A subcommittee of the U.S. House of Representatives Committee on Veterans Affairs held a field hearing on Monday concerning VA health care in south Louisiana.

Among those testifying before the Subcommittee on Oversight and Investigations was Alan Miller, interim senior vice president for health sciences at Tulane.

The Southeast Louisiana Veterans Health Care System's 354-bed acute care facility in downtown New Orleans was severely damaged by Hurricane Katrina in August 2005, and discussions have been ongoing about how and where to rebuild the facility.

Miller stressed that the location of the new facility back in the downtown medical district is important for the Veterans Administration, for medical education in New Orleans, and for the future of the city's growth in the biosciences.

"Prior to Hurricane Katrina, Tulane University provided approximately 70 percent of the patient care at the VA, with more than 75 Tulane faculty physicians serving joint appointments with the VA in many medical, surgical and psychiatric sub-specialties and advanced clinical services," Miller said.

Before Katrina, he said, the VA Medical Center and Hospital in New Orleans also provided training for approximately 140 medical residents, 120 of whom were from Tulane. "The VA's integration with the health sciences centers at Tulane and LSU provided a critical synergy that was a key strength both for the New Orleans VA and the region's overall healthcare standing," Miller said.

Today, Miller noted, the VA's outpatient clinics have reopened in the New Orleans area, and visits are up to 75 percent of pre-Katrina numbers. "Currently, the VA is supporting an average of 26 Tulane residents per month who are involved in outpatient care," Miller said. "If more VA beds were available, Tulane would increase the number of residents there to 70."

More than 40 Tulane physicians are providing services and training at various VA locations in the area, Miller said.
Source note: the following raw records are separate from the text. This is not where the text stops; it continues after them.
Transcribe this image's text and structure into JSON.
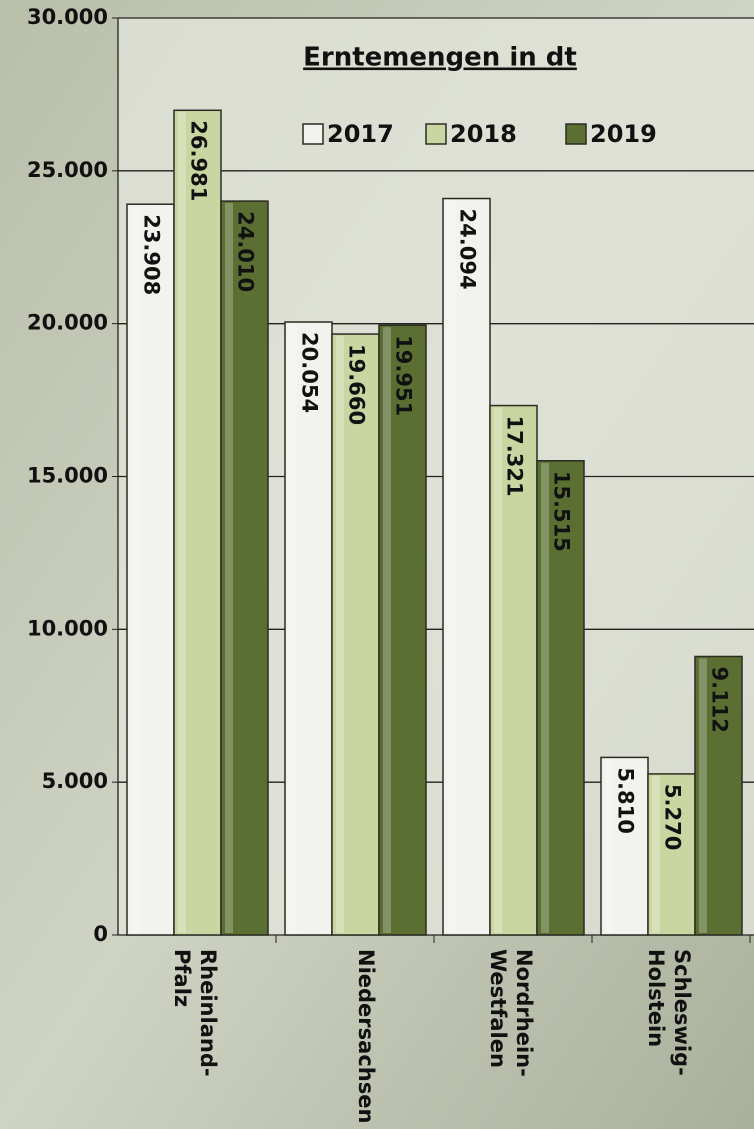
{
  "chart_data": {
    "type": "bar",
    "title": "Erntemengen in dt",
    "categories": [
      "Rheinland-\nPfalz",
      "Niedersachsen",
      "Nordrhein-\nWestfalen",
      "Schleswig-\nHolstein"
    ],
    "series": [
      {
        "name": "2017",
        "color": "#f2f2ee",
        "values": [
          23908,
          20054,
          24094,
          5810
        ],
        "value_labels": [
          "23.908",
          "20.054",
          "24.094",
          "5.810"
        ]
      },
      {
        "name": "2018",
        "color": "#c9d6a2",
        "values": [
          26981,
          19660,
          17321,
          5270
        ],
        "value_labels": [
          "26.981",
          "19.660",
          "17.321",
          "5.270"
        ]
      },
      {
        "name": "2019",
        "color": "#5b6f32",
        "values": [
          24010,
          19951,
          15515,
          9112
        ],
        "value_labels": [
          "24.010",
          "19.951",
          "15.515",
          "9.112"
        ]
      }
    ],
    "ylim": [
      0,
      30000
    ],
    "yticks": [
      {
        "value": 0,
        "label": "0"
      },
      {
        "value": 5000,
        "label": "5.000"
      },
      {
        "value": 10000,
        "label": "10.000"
      },
      {
        "value": 15000,
        "label": "15.000"
      },
      {
        "value": 20000,
        "label": "20.000"
      },
      {
        "value": 25000,
        "label": "25.000"
      },
      {
        "value": 30000,
        "label": "30.000"
      }
    ],
    "grid": true
  }
}
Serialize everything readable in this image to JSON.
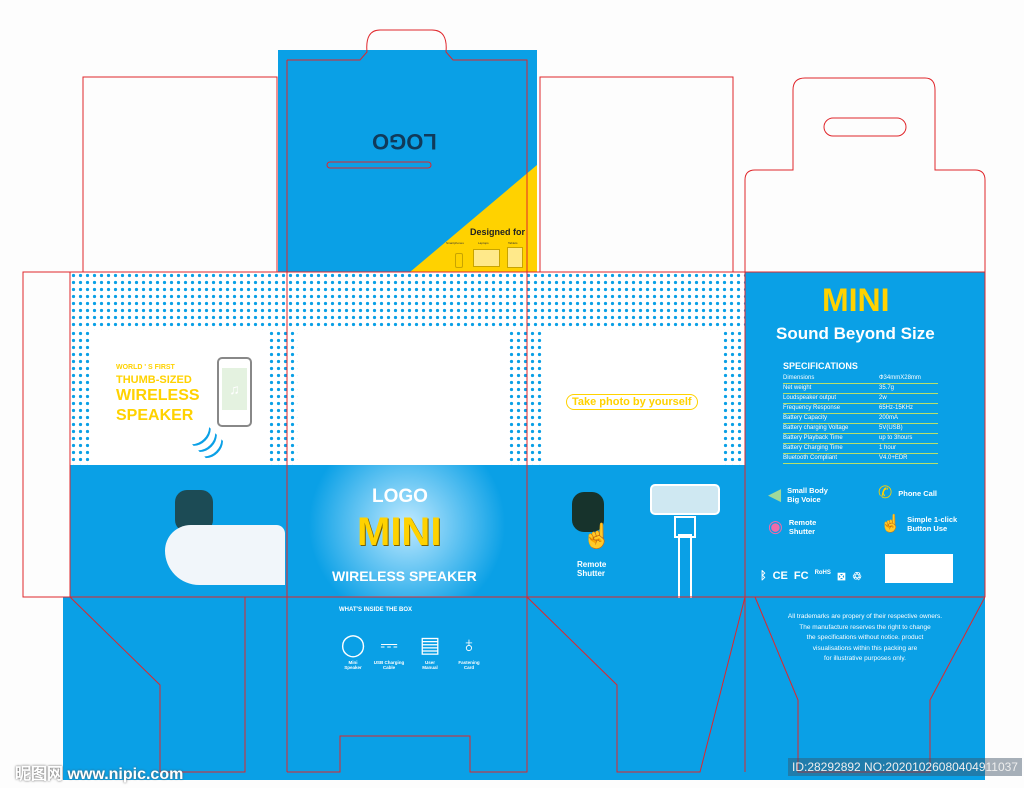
{
  "top_flap": {
    "logo": "LOGO",
    "designed_for": "Designed for",
    "devices": [
      "Smartphones",
      "Laptops",
      "Tablets"
    ]
  },
  "left_panel": {
    "line1": "WORLD ' S FIRST",
    "line2": "THUMB-SIZED",
    "line3": "WIRELESS",
    "line4": "SPEAKER"
  },
  "front_panel": {
    "logo": "LOGO",
    "brand": "MINI",
    "subtitle": "WIRELESS SPEAKER"
  },
  "side_panel": {
    "badge": "Take photo by yourself",
    "remote_label_1": "Remote",
    "remote_label_2": "Shutter"
  },
  "back_panel": {
    "brand": "MINI",
    "tagline": "Sound Beyond Size",
    "specs_title": "SPECIFICATIONS",
    "specs": [
      {
        "k": "Dimensions",
        "v": "Ф34mmX28mm"
      },
      {
        "k": "Net weight",
        "v": "35.7g"
      },
      {
        "k": "Loudspeaker output",
        "v": "2w"
      },
      {
        "k": "Frequency Response",
        "v": "65Hz-15KHz"
      },
      {
        "k": "Battery Capacity",
        "v": "200mA"
      },
      {
        "k": "Battery charging Voltage",
        "v": "5V(USB)"
      },
      {
        "k": "Battery Playback Time",
        "v": "up to 3hours"
      },
      {
        "k": "Battery Charging Time",
        "v": "1 hour"
      },
      {
        "k": "Bluetooth Compliant",
        "v": "V4.0+EDR"
      }
    ],
    "features": [
      {
        "icon": "speaker-icon",
        "l1": "Small Body",
        "l2": "Big Voice"
      },
      {
        "icon": "phone-icon",
        "l1": "Phone Call",
        "l2": ""
      },
      {
        "icon": "camera-icon",
        "l1": "Remote",
        "l2": "Shutter"
      },
      {
        "icon": "hand-click-icon",
        "l1": "Simple 1-click",
        "l2": "Button Use"
      }
    ],
    "certs": [
      "ᛒ",
      "CE",
      "FC",
      "RoHS",
      "⊠",
      "♲"
    ]
  },
  "bottom": {
    "inside_title": "WHAT'S INSIDE THE BOX",
    "items": [
      {
        "l1": "Mini",
        "l2": "Speaker"
      },
      {
        "l1": "USB Charging",
        "l2": "Cable"
      },
      {
        "l1": "User",
        "l2": "Manual"
      },
      {
        "l1": "Fastening",
        "l2": "Card"
      }
    ],
    "disclaimer": [
      "All trademarks are propery of their respective owners.",
      "The manufacture reserves the right to change",
      "the specifications without notice. product",
      "visualisations within this packing are",
      "for illustrative purposes only."
    ]
  },
  "watermark": {
    "site": "昵图网 www.nipic.com",
    "id": "ID:28292892 NO:20201026080404911037"
  },
  "colors": {
    "blue": "#0aa0e6",
    "yellow": "#ffd200",
    "dieline": "#e0262b"
  }
}
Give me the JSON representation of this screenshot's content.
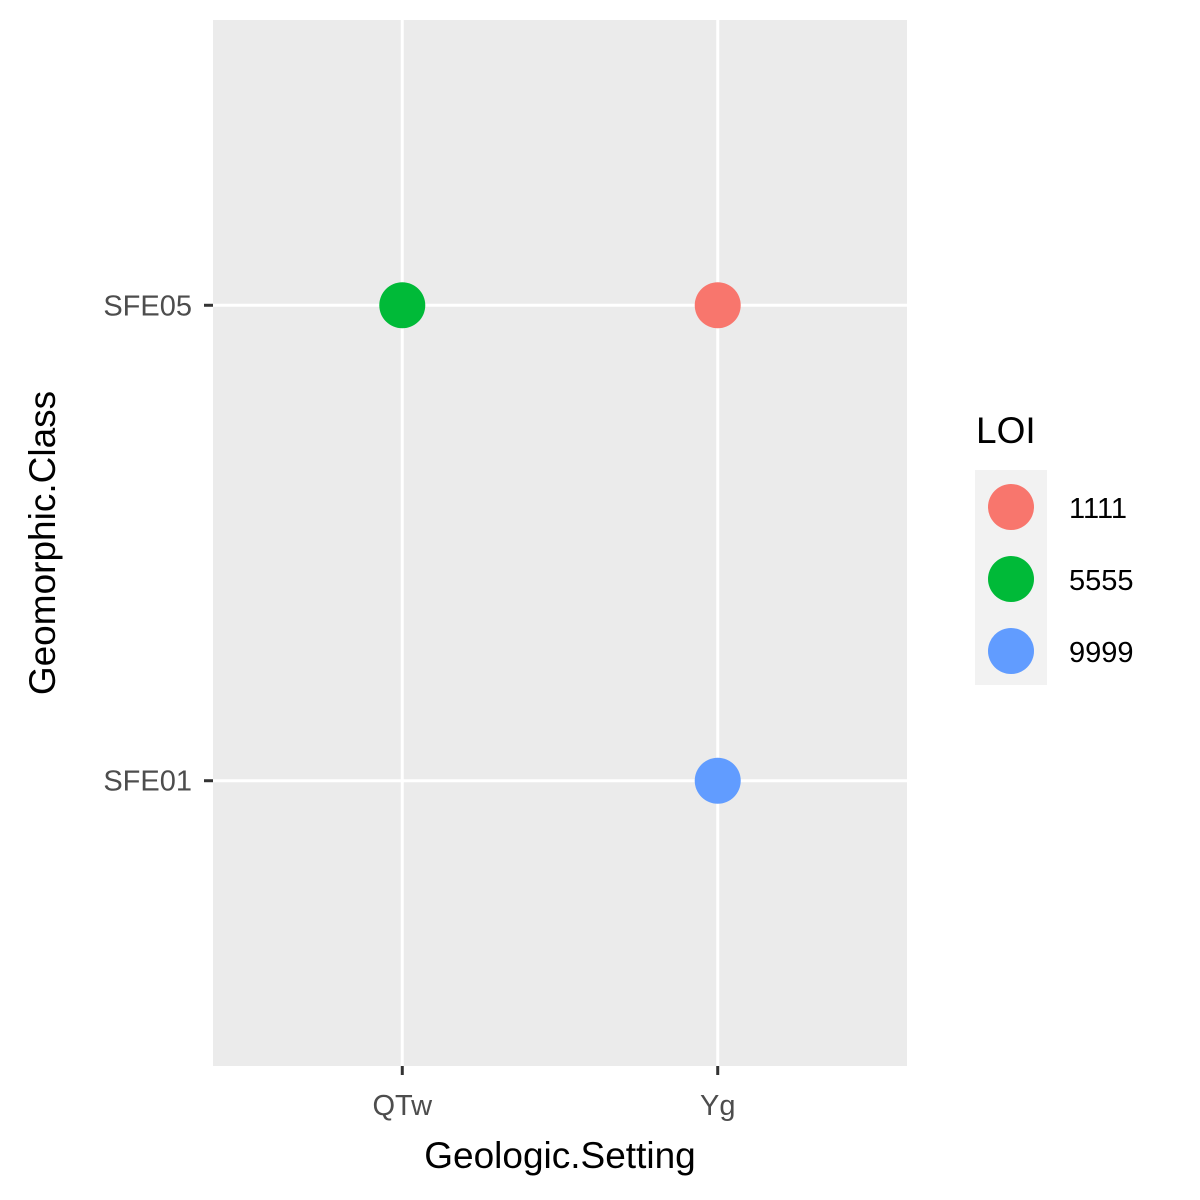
{
  "chart_data": {
    "type": "scatter",
    "xlabel": "Geologic.Setting",
    "ylabel": "Geomorphic.Class",
    "x_categories": [
      "QTw",
      "Yg"
    ],
    "y_categories": [
      "SFE01",
      "SFE05"
    ],
    "grid": true,
    "legend": {
      "title": "LOI",
      "placement": "right",
      "entries": [
        {
          "label": "1111",
          "color": "#F8766D"
        },
        {
          "label": "5555",
          "color": "#00BA38"
        },
        {
          "label": "9999",
          "color": "#619CFF"
        }
      ]
    },
    "points": [
      {
        "x": "QTw",
        "y": "SFE05",
        "group": "5555"
      },
      {
        "x": "Yg",
        "y": "SFE05",
        "group": "1111"
      },
      {
        "x": "Yg",
        "y": "SFE01",
        "group": "9999"
      }
    ]
  },
  "colors": {
    "panel_background": "#EBEBEB",
    "grid_line": "#FFFFFF",
    "tick_mark": "#333333"
  }
}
Bringing the VA Hospital back to downtown also is an important element in creating a high-growth biosciences hub in the city, Miller said.

"The synergy generated by Tulane, LSU, the construction of the BioInnovation Center and the Louisiana Cancer Research Consortium building, each within a few city blocks of the other, will create a rich, dynamic teaching and research environment that will rival any in the country. "

A strong VA Medical Center is a crucial component of this burgeoning bioscience hub that will maximize the potential of both the district and of the VA. It is hard to imagine the district without the VA, and the VA being built anywhere but the district."